Le strutture attendono l’avvio del lungo iter di dismissione e successiva cessione a titolo gratuito al Comune (via Regione) di immobili e particelle. Non certo una strada facile: la vicina Cormons ha dovuto attendere un decennio, ma infine ce l’ha fatta. «La richiesta di sdemanializzazione dei beni da parte dell’amministrazione risale all’inizio del 2018 – sottolinea il sindaco Linda Tomasinsig – e quel lungo lavoro pare poter essere premiato. Ancora presto per cantare vittoria, ma si tratta di un notevole passo in avanti».
Il maxi-pacchetto demaniale comprende, come detto, in primis il compendio del Castello recentemente assurto agli onori delle cronache per la riapertura dei camminamenti, le cui visite guidate stanno riscuotendo ottimo successo ormai da un paio d’anni. La notizia della totale dismissione del complesso, in abbandono dal 1984, è arrivato nel momento migliore per la città e rappresenta un’ovvia occasione di rilancio turistico. Per quanto concerne la Toti-Bergamas, verrebbe ceduta a Gradisca buona parte della superficie da 52 mila metri quadrati – praticamente la stessa superficie del centro storico – con l’eccezione della palazzina Comando. Su quest’ultima porzione esiste da decenni una sorta di prelazione del Ministero della Difesa per la realizzazione della nuova sede della compagnia Carabinieri. Pare verrà esercitata, con la Regione che a febbraio 2020 si era detta possibilista sul fatto di cofinanziare l’intervento. Il resto della superficie di quella che era stata ribattezzata la “Nuova Gradisca” o “Gradisca 2” , invece, ritornerebbe finalmente in gioco. E sarà dunque direttamente il Comune a “disegnarne” il futuro, magari rispolverando – chissà – quei concorsi di idee sullo sviluppo urbanistico e green dell’area che erano rimasti chiusi in un cassetto per un decennio. Certo, andranno aggiornati. Non vi sarà certo la scuola primaria Dante che, inizialmente, avrebbe dovuto sorgere proprio nell’area di via Papalina.

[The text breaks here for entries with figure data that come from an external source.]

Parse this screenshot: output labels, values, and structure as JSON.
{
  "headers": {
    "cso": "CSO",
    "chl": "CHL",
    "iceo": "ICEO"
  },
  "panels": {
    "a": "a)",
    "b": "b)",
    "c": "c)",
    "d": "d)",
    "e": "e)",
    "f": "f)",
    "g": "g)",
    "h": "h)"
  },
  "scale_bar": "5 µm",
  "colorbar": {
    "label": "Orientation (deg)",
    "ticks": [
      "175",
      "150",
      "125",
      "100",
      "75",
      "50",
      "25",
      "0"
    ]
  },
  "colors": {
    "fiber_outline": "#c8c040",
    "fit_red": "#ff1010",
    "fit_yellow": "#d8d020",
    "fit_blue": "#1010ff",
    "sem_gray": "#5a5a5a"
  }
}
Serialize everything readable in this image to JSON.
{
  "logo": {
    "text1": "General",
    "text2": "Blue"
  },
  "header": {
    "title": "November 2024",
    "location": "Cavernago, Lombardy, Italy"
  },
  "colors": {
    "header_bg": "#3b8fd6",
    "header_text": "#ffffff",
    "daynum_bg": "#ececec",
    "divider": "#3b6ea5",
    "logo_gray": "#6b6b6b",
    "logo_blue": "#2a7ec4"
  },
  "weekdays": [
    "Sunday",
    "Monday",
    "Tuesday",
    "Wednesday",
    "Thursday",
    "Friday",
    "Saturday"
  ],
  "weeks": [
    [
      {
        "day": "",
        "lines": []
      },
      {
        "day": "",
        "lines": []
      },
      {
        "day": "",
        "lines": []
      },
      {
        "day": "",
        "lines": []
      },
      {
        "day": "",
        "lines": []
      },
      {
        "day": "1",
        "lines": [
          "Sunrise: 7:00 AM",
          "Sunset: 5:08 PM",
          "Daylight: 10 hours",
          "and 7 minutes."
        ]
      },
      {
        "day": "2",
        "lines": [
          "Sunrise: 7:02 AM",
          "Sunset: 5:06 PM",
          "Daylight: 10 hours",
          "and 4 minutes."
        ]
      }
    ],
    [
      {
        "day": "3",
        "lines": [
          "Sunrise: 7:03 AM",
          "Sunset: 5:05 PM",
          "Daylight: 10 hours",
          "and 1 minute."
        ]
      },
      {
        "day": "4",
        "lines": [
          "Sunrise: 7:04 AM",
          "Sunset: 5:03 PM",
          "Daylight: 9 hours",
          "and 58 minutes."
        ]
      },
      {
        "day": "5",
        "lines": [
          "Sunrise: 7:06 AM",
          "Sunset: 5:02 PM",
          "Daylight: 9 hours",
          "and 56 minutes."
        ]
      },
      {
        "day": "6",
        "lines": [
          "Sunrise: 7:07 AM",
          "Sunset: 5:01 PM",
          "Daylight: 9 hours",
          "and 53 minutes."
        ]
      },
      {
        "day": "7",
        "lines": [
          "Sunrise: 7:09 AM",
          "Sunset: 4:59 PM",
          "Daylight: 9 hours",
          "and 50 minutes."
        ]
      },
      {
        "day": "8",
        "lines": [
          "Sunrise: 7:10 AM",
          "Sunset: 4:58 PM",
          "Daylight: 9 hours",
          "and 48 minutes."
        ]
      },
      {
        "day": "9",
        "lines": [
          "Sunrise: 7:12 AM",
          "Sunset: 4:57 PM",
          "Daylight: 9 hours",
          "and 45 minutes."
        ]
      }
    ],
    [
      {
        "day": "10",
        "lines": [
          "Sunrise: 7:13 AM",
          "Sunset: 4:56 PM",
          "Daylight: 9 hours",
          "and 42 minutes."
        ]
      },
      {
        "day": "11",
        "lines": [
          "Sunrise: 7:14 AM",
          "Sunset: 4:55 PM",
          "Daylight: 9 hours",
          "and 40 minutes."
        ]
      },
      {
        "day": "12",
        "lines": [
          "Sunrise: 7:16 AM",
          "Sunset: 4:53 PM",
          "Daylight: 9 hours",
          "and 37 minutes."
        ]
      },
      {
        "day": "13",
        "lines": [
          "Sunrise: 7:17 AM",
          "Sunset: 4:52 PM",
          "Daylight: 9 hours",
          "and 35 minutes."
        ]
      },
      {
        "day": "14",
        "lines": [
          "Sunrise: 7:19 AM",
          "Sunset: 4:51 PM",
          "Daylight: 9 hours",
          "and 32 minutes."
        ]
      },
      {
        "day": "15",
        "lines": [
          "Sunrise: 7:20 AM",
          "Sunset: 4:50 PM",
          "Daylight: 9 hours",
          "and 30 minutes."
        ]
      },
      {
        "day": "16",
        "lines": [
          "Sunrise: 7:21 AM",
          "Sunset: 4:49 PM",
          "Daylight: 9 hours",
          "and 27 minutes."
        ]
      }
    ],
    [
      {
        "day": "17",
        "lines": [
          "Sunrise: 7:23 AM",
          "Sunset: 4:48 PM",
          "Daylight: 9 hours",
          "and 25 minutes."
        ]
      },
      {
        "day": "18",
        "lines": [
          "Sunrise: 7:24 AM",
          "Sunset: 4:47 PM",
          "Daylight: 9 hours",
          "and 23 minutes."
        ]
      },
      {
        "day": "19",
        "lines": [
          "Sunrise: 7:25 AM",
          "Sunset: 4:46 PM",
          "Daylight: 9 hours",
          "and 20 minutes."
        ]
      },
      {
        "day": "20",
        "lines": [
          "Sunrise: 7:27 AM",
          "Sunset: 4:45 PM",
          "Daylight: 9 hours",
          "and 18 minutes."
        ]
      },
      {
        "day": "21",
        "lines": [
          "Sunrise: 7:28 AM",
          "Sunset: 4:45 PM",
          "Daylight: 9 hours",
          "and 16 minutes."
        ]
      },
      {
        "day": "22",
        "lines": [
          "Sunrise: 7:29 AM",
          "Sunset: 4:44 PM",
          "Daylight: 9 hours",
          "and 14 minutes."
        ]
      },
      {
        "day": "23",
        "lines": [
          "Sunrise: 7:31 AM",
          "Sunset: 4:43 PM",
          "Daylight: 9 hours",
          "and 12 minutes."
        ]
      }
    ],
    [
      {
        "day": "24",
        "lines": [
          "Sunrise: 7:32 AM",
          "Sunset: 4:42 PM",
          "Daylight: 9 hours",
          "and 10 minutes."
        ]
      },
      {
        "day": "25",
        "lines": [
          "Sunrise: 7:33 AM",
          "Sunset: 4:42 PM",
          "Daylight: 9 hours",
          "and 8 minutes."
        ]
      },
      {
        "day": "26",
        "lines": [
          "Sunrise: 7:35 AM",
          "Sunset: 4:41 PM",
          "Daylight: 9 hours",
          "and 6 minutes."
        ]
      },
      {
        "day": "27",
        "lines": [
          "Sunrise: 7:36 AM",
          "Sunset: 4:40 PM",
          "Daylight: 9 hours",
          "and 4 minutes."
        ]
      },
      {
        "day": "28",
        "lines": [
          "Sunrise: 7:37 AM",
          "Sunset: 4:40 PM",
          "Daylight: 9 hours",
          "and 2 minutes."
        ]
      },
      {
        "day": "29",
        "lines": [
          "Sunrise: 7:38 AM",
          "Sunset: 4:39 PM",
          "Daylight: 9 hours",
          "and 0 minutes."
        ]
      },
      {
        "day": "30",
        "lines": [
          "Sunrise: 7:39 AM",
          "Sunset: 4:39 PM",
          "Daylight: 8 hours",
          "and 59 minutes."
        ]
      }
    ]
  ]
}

L’intento dello Stato di cedere a Gradisca i beni demaniali era stato ufficializzato proprio nel trentennale dall’inizio della dismissione delle caserme cittadine. Era il 1991 quando l’assetto militare italiano subì una decisa ristrutturazione. Per l’economia locale un colpo pesante. La “città nella città” costituita dall’esercito contava una popolazione di 2.500 persone che gravitava su un centro di 6 mila anime.